See http://www.w3.org/TR/DOM-Level-3-Core/core.html
Comment 15 Adam Roben (:aroben) 2008-02-19 00:14:13 PST
(In reply to comment #13)
> 1.  Obviously this needs test cases (I'm sure you have some).

We can probably borrow some testcases from html5lib. Anne pointed me at the following files, all of which contain some doctype tokenizer tests:

Comment 16 Dave Hyatt 2008-02-19 15:44:52 PST
Created attachment 19216 [details]
Finish view source mode. Fix bugs in the inspector code.
Comment 17 Dave Hyatt 2008-02-19 18:24:05 PST
Comment on attachment 19216 [details]
Finish view source mode. Fix bugs in the inspector code.

Sam Weinig has written a test harness that tests a bunch of doctypes and makes sure the mode that is picked is correct.  

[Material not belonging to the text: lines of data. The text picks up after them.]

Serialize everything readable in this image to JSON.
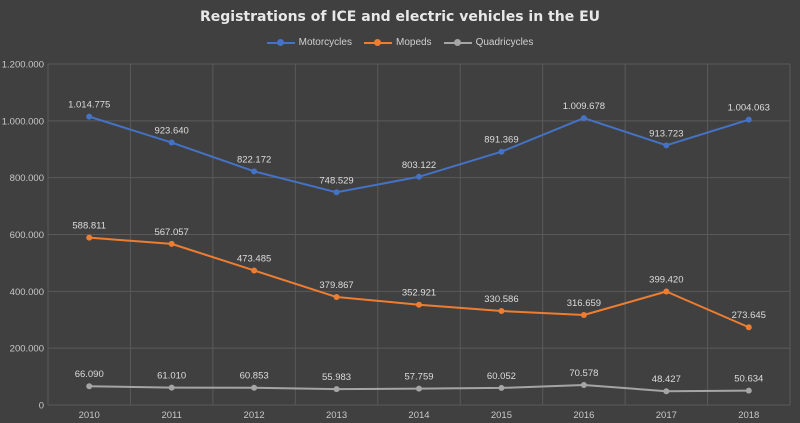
{
  "chart_data": {
    "type": "line",
    "title": "Registrations of ICE and electric vehicles in the EU",
    "xlabel": "",
    "ylabel": "",
    "categories": [
      "2010",
      "2011",
      "2012",
      "2013",
      "2014",
      "2015",
      "2016",
      "2017",
      "2018"
    ],
    "ylim": [
      0,
      1200000
    ],
    "yticks": [
      0,
      200000,
      400000,
      600000,
      800000,
      1000000,
      1200000
    ],
    "ytick_labels": [
      "0",
      "200.000",
      "400.000",
      "600.000",
      "800.000",
      "1.000.000",
      "1.200.000"
    ],
    "grid": true,
    "legend_position": "top",
    "series": [
      {
        "name": "Motorcycles",
        "color": "#4472c4",
        "values": [
          1014775,
          923640,
          822172,
          748529,
          803122,
          891369,
          1009678,
          913723,
          1004063
        ],
        "labels": [
          "1.014.775",
          "923.640",
          "822.172",
          "748.529",
          "803.122",
          "891.369",
          "1.009.678",
          "913.723",
          "1.004.063"
        ]
      },
      {
        "name": "Mopeds",
        "color": "#ed7d31",
        "values": [
          588811,
          567057,
          473485,
          379867,
          352921,
          330586,
          316659,
          399420,
          273645
        ],
        "labels": [
          "588.811",
          "567.057",
          "473.485",
          "379.867",
          "352.921",
          "330.586",
          "316.659",
          "399.420",
          "273.645"
        ]
      },
      {
        "name": "Quadricycles",
        "color": "#a5a5a5",
        "values": [
          66090,
          61010,
          60853,
          55983,
          57759,
          60052,
          70578,
          48427,
          50634
        ],
        "labels": [
          "66.090",
          "61.010",
          "60.853",
          "55.983",
          "57.759",
          "60.052",
          "70.578",
          "48.427",
          "50.634"
        ]
      }
    ]
  }
}
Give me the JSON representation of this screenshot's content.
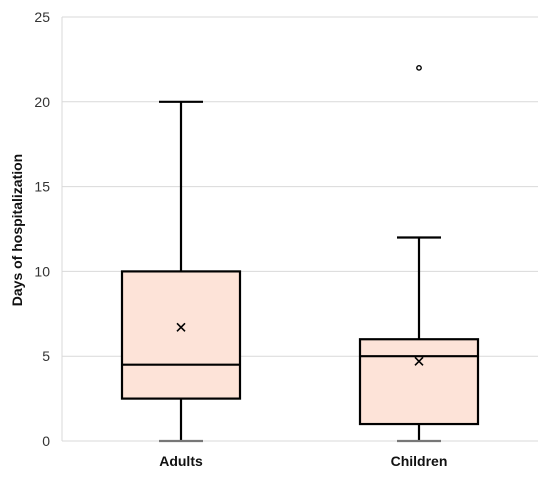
{
  "chart_data": {
    "type": "box",
    "title": "",
    "xlabel": "",
    "ylabel": "Days of hospitalization",
    "ylim": [
      0,
      25
    ],
    "yticks": [
      0,
      5,
      10,
      15,
      20,
      25
    ],
    "grid": true,
    "categories": [
      "Adults",
      "Children"
    ],
    "boxes": [
      {
        "category": "Adults",
        "min": 0,
        "q1": 2.5,
        "median": 4.5,
        "q3": 10,
        "max": 20,
        "mean": 6.7,
        "outliers": []
      },
      {
        "category": "Children",
        "min": 0,
        "q1": 1,
        "median": 5,
        "q3": 6,
        "max": 12,
        "mean": 4.7,
        "outliers": [
          22
        ]
      }
    ],
    "colors": {
      "box_fill": "#fde3d8",
      "stroke": "#000000",
      "grid": "#d9d9d9"
    }
  }
}
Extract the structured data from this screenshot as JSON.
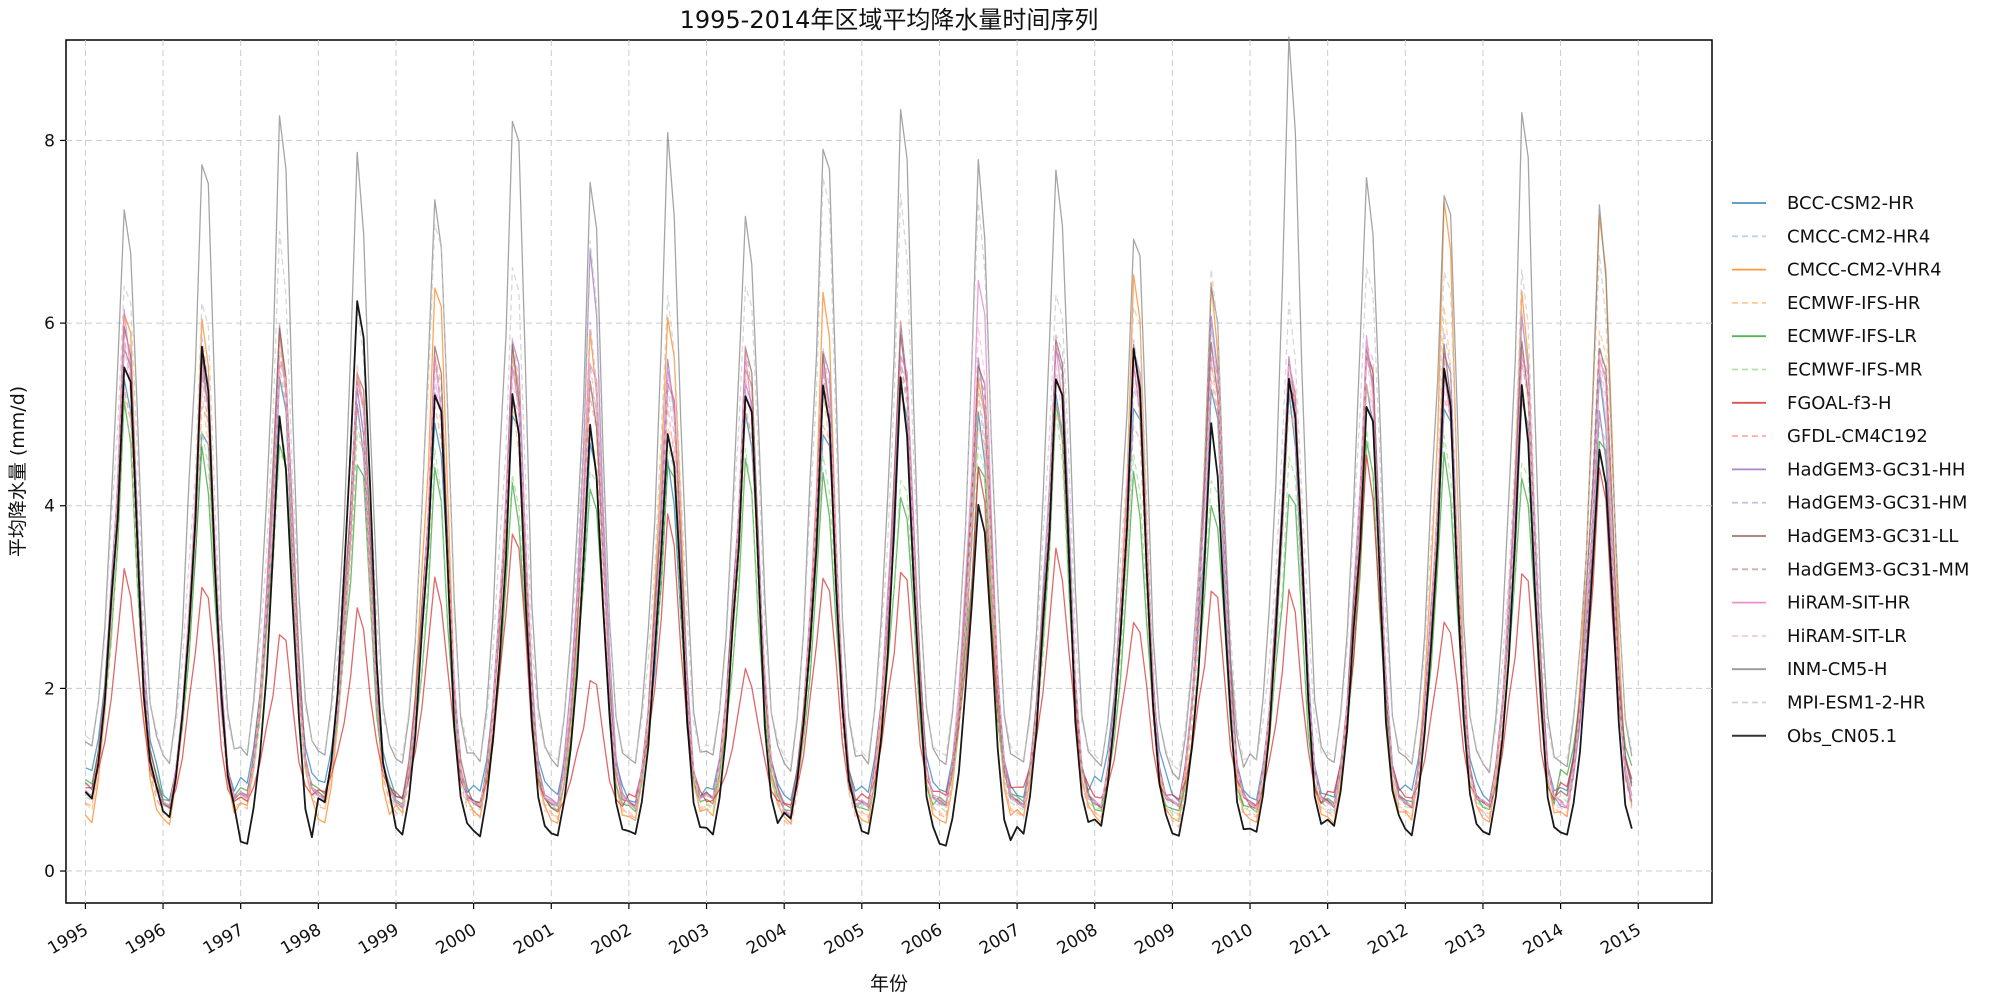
{
  "chart_data": {
    "type": "line",
    "title": "1995-2014年区域平均降水量时间序列",
    "xlabel": "年份",
    "ylabel": "平均降水量 (mm/d)",
    "ylim": [
      -0.35,
      9.1
    ],
    "yticks": [
      0,
      2,
      4,
      6,
      8
    ],
    "xlim": [
      1994.75,
      2015.95
    ],
    "xticks": [
      "1995",
      "1996",
      "1997",
      "1998",
      "1999",
      "2000",
      "2001",
      "2002",
      "2003",
      "2004",
      "2005",
      "2006",
      "2007",
      "2008",
      "2009",
      "2010",
      "2011",
      "2012",
      "2013",
      "2014",
      "2015"
    ],
    "grid": true,
    "legend_position": "right",
    "x_resolution": "monthly, Jan 1995 - Dec 2014",
    "series": [
      {
        "name": "BCC-CSM2-HR",
        "color": "#1f77b4",
        "dashed": false,
        "peaks": [
          5.5,
          4.9,
          5.3,
          5.0,
          5.0,
          5.1,
          4.6,
          4.4,
          5.1,
          4.9,
          5.2,
          4.9,
          5.3,
          5.2,
          5.2,
          5.1,
          5.4,
          5.2,
          5.1,
          5.3
        ],
        "mins": [
          0.9,
          0.6,
          0.8,
          0.8,
          0.6,
          0.7,
          0.7,
          0.6,
          0.7,
          0.6,
          0.7,
          0.7,
          0.6,
          0.8,
          0.6,
          0.6,
          0.6,
          0.7,
          0.6,
          0.7
        ]
      },
      {
        "name": "CMCC-CM2-HR4",
        "color": "#aec7e8",
        "dashed": true,
        "peaks": [
          5.9,
          5.4,
          5.6,
          5.3,
          5.5,
          5.5,
          5.4,
          5.3,
          5.4,
          5.2,
          5.5,
          5.3,
          5.6,
          5.3,
          5.8,
          5.4,
          5.8,
          5.5,
          5.6,
          5.5
        ],
        "mins": [
          0.7,
          0.5,
          0.6,
          0.6,
          0.5,
          0.5,
          0.5,
          0.5,
          0.6,
          0.4,
          0.5,
          0.5,
          0.5,
          0.5,
          0.4,
          0.5,
          0.4,
          0.5,
          0.4,
          0.5
        ]
      },
      {
        "name": "CMCC-CM2-VHR4",
        "color": "#ff7f0e",
        "dashed": false,
        "peaks": [
          6.2,
          5.9,
          5.8,
          5.6,
          6.5,
          5.6,
          5.8,
          6.2,
          5.6,
          6.2,
          5.9,
          5.5,
          5.5,
          6.4,
          6.3,
          5.7,
          5.8,
          7.2,
          6.2,
          7.3
        ],
        "mins": [
          0.3,
          0.3,
          0.5,
          0.3,
          0.4,
          0.4,
          0.3,
          0.3,
          0.4,
          0.3,
          0.3,
          0.3,
          0.4,
          0.3,
          0.3,
          0.3,
          0.3,
          0.3,
          0.3,
          0.3
        ]
      },
      {
        "name": "ECMWF-IFS-HR",
        "color": "#ffbb78",
        "dashed": true,
        "peaks": [
          5.2,
          5.1,
          5.0,
          4.9,
          5.6,
          5.0,
          4.9,
          5.0,
          5.0,
          5.1,
          5.3,
          5.0,
          5.1,
          5.4,
          5.6,
          5.2,
          5.3,
          6.0,
          5.7,
          6.1
        ],
        "mins": [
          0.5,
          0.4,
          0.6,
          0.5,
          0.5,
          0.4,
          0.4,
          0.4,
          0.5,
          0.4,
          0.4,
          0.4,
          0.4,
          0.4,
          0.4,
          0.4,
          0.4,
          0.4,
          0.4,
          0.4
        ]
      },
      {
        "name": "ECMWF-IFS-LR",
        "color": "#2ca02c",
        "dashed": false,
        "peaks": [
          5.0,
          4.6,
          4.8,
          4.5,
          4.3,
          4.2,
          4.3,
          4.5,
          4.4,
          4.3,
          4.2,
          4.5,
          5.0,
          4.3,
          4.1,
          4.2,
          4.6,
          4.5,
          4.4,
          4.8
        ],
        "mins": [
          0.8,
          0.6,
          0.7,
          0.7,
          0.6,
          0.6,
          0.5,
          0.5,
          0.6,
          0.5,
          0.5,
          0.6,
          0.6,
          0.5,
          0.5,
          0.5,
          0.6,
          0.6,
          0.5,
          0.9
        ]
      },
      {
        "name": "ECMWF-IFS-MR",
        "color": "#98df8a",
        "dashed": true,
        "peaks": [
          5.1,
          4.9,
          4.7,
          4.8,
          4.5,
          4.4,
          4.5,
          4.6,
          4.5,
          4.6,
          4.4,
          4.6,
          4.9,
          4.6,
          4.4,
          4.5,
          4.7,
          4.8,
          4.6,
          4.9
        ],
        "mins": [
          0.6,
          0.5,
          0.6,
          0.6,
          0.5,
          0.5,
          0.5,
          0.5,
          0.5,
          0.4,
          0.5,
          0.5,
          0.5,
          0.5,
          0.4,
          0.5,
          0.5,
          0.5,
          0.5,
          0.6
        ]
      },
      {
        "name": "FGOAL-f3-H",
        "color": "#d62728",
        "dashed": false,
        "peaks": [
          3.3,
          3.2,
          2.6,
          2.8,
          3.2,
          3.8,
          2.1,
          3.8,
          2.2,
          3.3,
          3.3,
          4.3,
          3.5,
          2.8,
          3.1,
          3.0,
          4.5,
          2.8,
          3.3,
          4.3
        ],
        "mins": [
          0.8,
          0.6,
          0.7,
          0.8,
          0.7,
          0.6,
          0.6,
          0.7,
          0.7,
          0.6,
          0.7,
          0.7,
          0.8,
          0.7,
          0.7,
          0.6,
          0.7,
          0.7,
          0.6,
          0.8
        ]
      },
      {
        "name": "GFDL-CM4C192",
        "color": "#ff9896",
        "dashed": true,
        "peaks": [
          5.4,
          5.2,
          5.4,
          5.0,
          5.2,
          5.3,
          5.1,
          5.0,
          5.2,
          5.0,
          5.4,
          5.1,
          5.2,
          5.0,
          5.3,
          5.2,
          5.4,
          5.3,
          5.1,
          5.4
        ],
        "mins": [
          0.5,
          0.4,
          0.5,
          0.5,
          0.4,
          0.4,
          0.4,
          0.4,
          0.5,
          0.3,
          0.4,
          0.4,
          0.4,
          0.4,
          0.3,
          0.4,
          0.4,
          0.4,
          0.4,
          0.4
        ]
      },
      {
        "name": "HadGEM3-GC31-HH",
        "color": "#9467bd",
        "dashed": false,
        "peaks": [
          5.9,
          5.6,
          5.8,
          5.3,
          5.4,
          5.8,
          6.6,
          5.6,
          5.5,
          5.7,
          5.8,
          5.6,
          5.9,
          5.7,
          5.9,
          5.6,
          5.8,
          5.7,
          5.9,
          5.0
        ],
        "mins": [
          0.6,
          0.5,
          0.6,
          0.6,
          0.5,
          0.5,
          0.5,
          0.5,
          0.6,
          0.4,
          0.5,
          0.5,
          0.5,
          0.5,
          0.5,
          0.5,
          0.5,
          0.5,
          0.5,
          0.5
        ]
      },
      {
        "name": "HadGEM3-GC31-HM",
        "color": "#c5b0d5",
        "dashed": true,
        "peaks": [
          6.0,
          5.7,
          5.9,
          5.5,
          5.6,
          5.7,
          5.9,
          5.6,
          5.6,
          5.6,
          5.9,
          5.7,
          6.0,
          5.7,
          5.9,
          5.7,
          5.9,
          5.8,
          6.0,
          5.9
        ],
        "mins": [
          0.6,
          0.5,
          0.6,
          0.6,
          0.5,
          0.5,
          0.5,
          0.5,
          0.6,
          0.4,
          0.5,
          0.5,
          0.5,
          0.5,
          0.5,
          0.5,
          0.5,
          0.5,
          0.5,
          0.5
        ]
      },
      {
        "name": "HadGEM3-GC31-LL",
        "color": "#8c564b",
        "dashed": false,
        "peaks": [
          5.9,
          5.5,
          6.0,
          5.6,
          5.7,
          5.6,
          5.4,
          5.5,
          5.7,
          5.5,
          5.9,
          5.7,
          5.8,
          5.6,
          5.8,
          5.5,
          5.7,
          5.6,
          5.8,
          5.9
        ],
        "mins": [
          0.7,
          0.5,
          0.6,
          0.6,
          0.6,
          0.5,
          0.5,
          0.5,
          0.6,
          0.5,
          0.5,
          0.5,
          0.5,
          0.5,
          0.5,
          0.5,
          0.5,
          0.5,
          0.5,
          0.6
        ]
      },
      {
        "name": "HadGEM3-GC31-MM",
        "color": "#c49c94",
        "dashed": true,
        "peaks": [
          5.7,
          5.4,
          5.8,
          5.5,
          5.5,
          5.6,
          5.5,
          5.4,
          5.6,
          5.4,
          5.7,
          5.5,
          5.7,
          5.5,
          5.7,
          5.5,
          5.6,
          5.5,
          5.7,
          5.7
        ],
        "mins": [
          0.6,
          0.5,
          0.6,
          0.6,
          0.5,
          0.5,
          0.5,
          0.5,
          0.6,
          0.4,
          0.5,
          0.5,
          0.5,
          0.5,
          0.5,
          0.5,
          0.5,
          0.5,
          0.5,
          0.5
        ]
      },
      {
        "name": "HiRAM-SIT-HR",
        "color": "#e377c2",
        "dashed": false,
        "peaks": [
          6.0,
          5.6,
          5.7,
          5.3,
          5.5,
          5.6,
          5.7,
          5.4,
          5.5,
          5.6,
          5.8,
          6.4,
          5.6,
          5.6,
          5.8,
          5.5,
          5.7,
          5.5,
          5.8,
          5.6
        ],
        "mins": [
          0.6,
          0.5,
          0.6,
          0.6,
          0.5,
          0.5,
          0.5,
          0.5,
          0.6,
          0.4,
          0.5,
          0.5,
          0.5,
          0.5,
          0.5,
          0.5,
          0.5,
          0.5,
          0.5,
          0.5
        ]
      },
      {
        "name": "HiRAM-SIT-LR",
        "color": "#f7b6d2",
        "dashed": true,
        "peaks": [
          5.8,
          5.5,
          5.6,
          5.4,
          5.4,
          5.5,
          5.6,
          5.3,
          5.4,
          5.5,
          5.6,
          5.8,
          5.5,
          5.5,
          5.7,
          5.4,
          5.6,
          5.4,
          5.6,
          5.5
        ],
        "mins": [
          0.6,
          0.5,
          0.6,
          0.6,
          0.5,
          0.5,
          0.5,
          0.5,
          0.6,
          0.4,
          0.5,
          0.5,
          0.5,
          0.5,
          0.5,
          0.5,
          0.5,
          0.5,
          0.5,
          0.5
        ]
      },
      {
        "name": "INM-CM5-H",
        "color": "#7f7f7f",
        "dashed": false,
        "peaks": [
          7.4,
          7.9,
          8.1,
          7.7,
          7.5,
          8.4,
          7.4,
          7.9,
          7.3,
          8.1,
          8.2,
          7.6,
          7.8,
          7.1,
          6.3,
          8.9,
          7.7,
          7.6,
          8.2,
          7.1
        ],
        "mins": [
          1.1,
          0.9,
          1.0,
          1.0,
          0.9,
          0.9,
          0.9,
          0.9,
          1.0,
          0.8,
          0.9,
          0.9,
          0.9,
          0.9,
          0.8,
          0.9,
          0.9,
          0.9,
          0.8,
          0.9
        ]
      },
      {
        "name": "MPI-ESM1-2-HR",
        "color": "#c7c7c7",
        "dashed": true,
        "peaks": [
          6.6,
          6.2,
          6.8,
          6.2,
          7.3,
          6.6,
          6.7,
          6.3,
          6.6,
          7.6,
          7.2,
          7.3,
          6.5,
          6.2,
          6.4,
          6.2,
          6.8,
          6.6,
          6.4,
          6.7
        ],
        "mins": [
          1.2,
          1.0,
          1.1,
          1.1,
          1.0,
          1.0,
          1.0,
          1.0,
          1.1,
          0.9,
          1.0,
          1.0,
          1.0,
          1.0,
          0.9,
          1.0,
          1.0,
          1.0,
          0.9,
          1.0
        ]
      },
      {
        "name": "Obs_CN05.1",
        "color": "#000000",
        "dashed": false,
        "peaks": [
          5.6,
          5.6,
          4.9,
          6.4,
          5.3,
          5.1,
          4.8,
          4.9,
          5.3,
          5.2,
          5.3,
          4.1,
          5.5,
          5.6,
          4.8,
          5.5,
          5.2,
          5.4,
          5.2,
          4.7
        ],
        "mins": [
          0.6,
          0.4,
          0.1,
          0.5,
          0.2,
          0.2,
          0.2,
          0.2,
          0.2,
          0.4,
          0.2,
          0.1,
          0.2,
          0.3,
          0.2,
          0.2,
          0.3,
          0.2,
          0.2,
          0.2
        ]
      }
    ]
  }
}
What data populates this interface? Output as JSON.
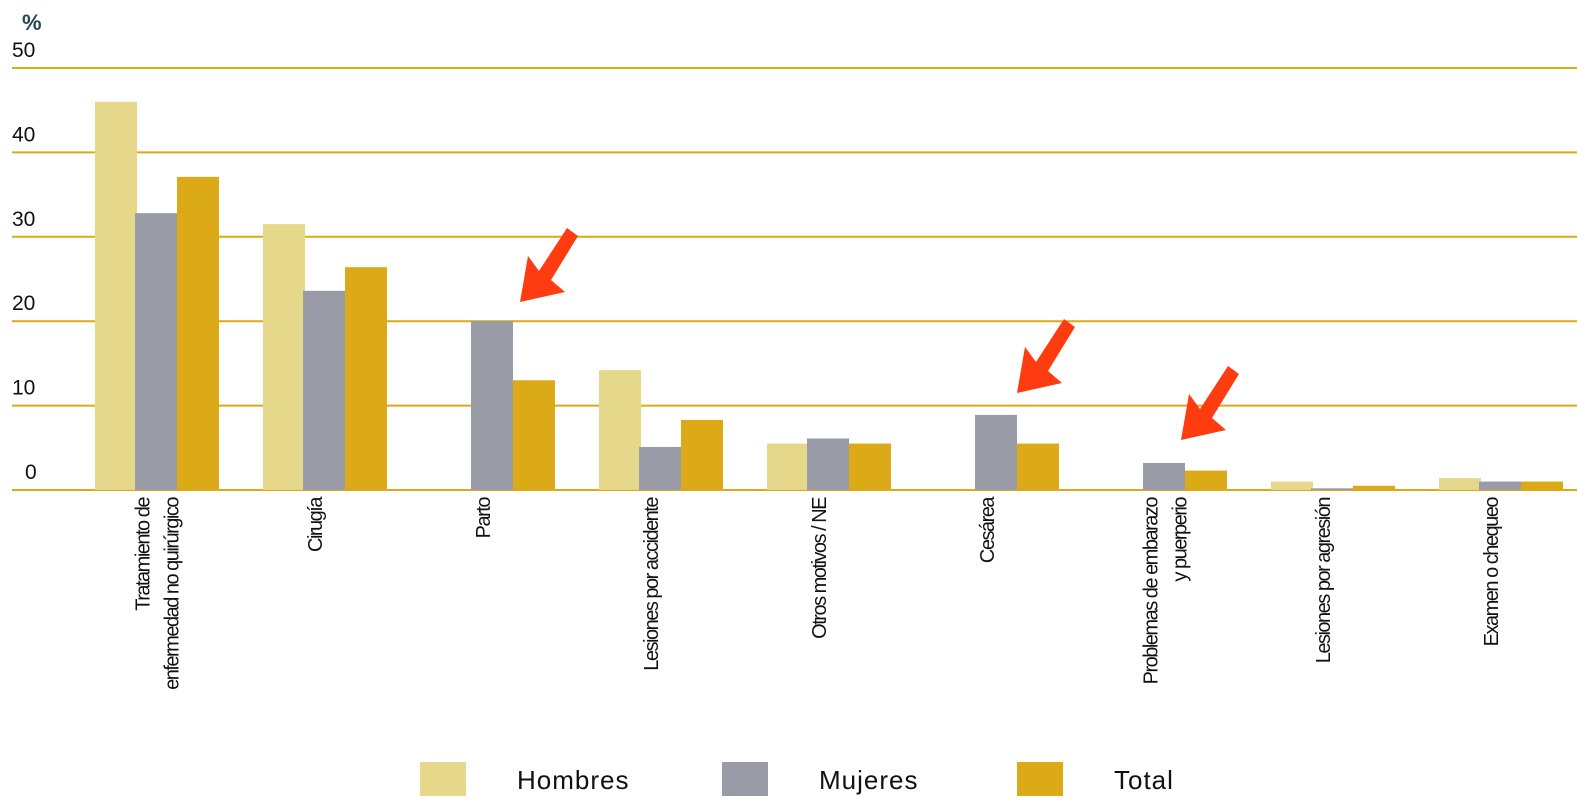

I will land his harness in the tree once it is ready (along with this patch).

Ready for comments again.
Comment 18 Dave Hyatt 2008-02-19 20:37:32 PST
Created attachment 19218 [details]
Patch that passes all of Sam's tests

This patch passes every single doctype rule contained in the HTML5 specification (Sam's tests cover all of them).
Comment 19 Dave Hyatt 2008-02-19 22:04:40 PST
Created attachment 19219 [details]
Work in progress

There are still many layout tests to fix.  I am having to change layout tests that have bugs in them (e.g., svg/dynamic-updates has a broken test harness that does document.firstChild instead of document.documentElement).
Comment 20 Dave Hyatt 2008-02-20 01:21:06 PST
Created attachment 19221 [details]
Ready for review.

This patch has been through the layout tests.  Many tests are changing results:

(1) DOM tests that failed are now passing and/or changing results slightly.
(2) about:blank is now properly in quirks mode instead of strict mode (affects every single test that uses about:blank)
(3) Positional dumping tests now change when a doctype is placed before the root element
(4) XSL transform results now have the correct mode

One major change I had to make is that the construction of the style selector is now delayed until a Document is attached.  Document construction time was too early, since the compat mode had not yet been initialized (the HTMLDocument is not even constructed yet in the base class constructor).
Comment 21 Adam Roben (:aroben) 2008-02-20 09:54:55 PST
Comment on attachment 19221 [details]
Ready for review.

+    String text = "<";
+    text += String::adopt(doctypeToken->m_source);
+    text += ">";
+    addText(text, "webkit-html-doctype");

This could be quite a bit more efficient like so:

Vector<UChar> buffer(doctypeToken->m_source.size() + 2);
buffer[0] = "<";
buffer.insert(1, doctypeToken->m_source);
buffer[buffer.size() - 1] = ">";
addText(String::adopt(buffer), "webkit-html-doctype");
Comment 22 Sam Weinig 2008-02-20 13:16:40 PST
Created attachment 19235 [details]
doctype tests
Comment 23 mitz 2008-02-20 13:29:05 PST
Comment on attachment 19235 [details]
doctype tests

+FAIL: the Doctype was Standards.  It was expected to be Quirks.  Doctype: <!-- comment --><!DOCTYPE html>

Is this expected?
Comment 24 Dave Hyatt 2008-02-20 13:37:35 PST
Comment on attachment 19235 [details]
doctype tests

Yeah that is a bug.  I will fix the test.
Comment 25 Dave Hyatt 2008-02-20 14:25:34 PST
Created attachment 19241 [details]
Final patch
Comment 26 Sam Weinig 2008-02-20 14:38:49 PST
Comment on attachment 19241 [details]
Final patch

Comment 27 Dave Hyatt 2008-02-20 14:49:35 PST
Fixed in r30431.

Comment 28 Lucas Forschler 2019-02-06 09:03:22 PST
Mass moving XML DOM bugs to the "DOM" Component.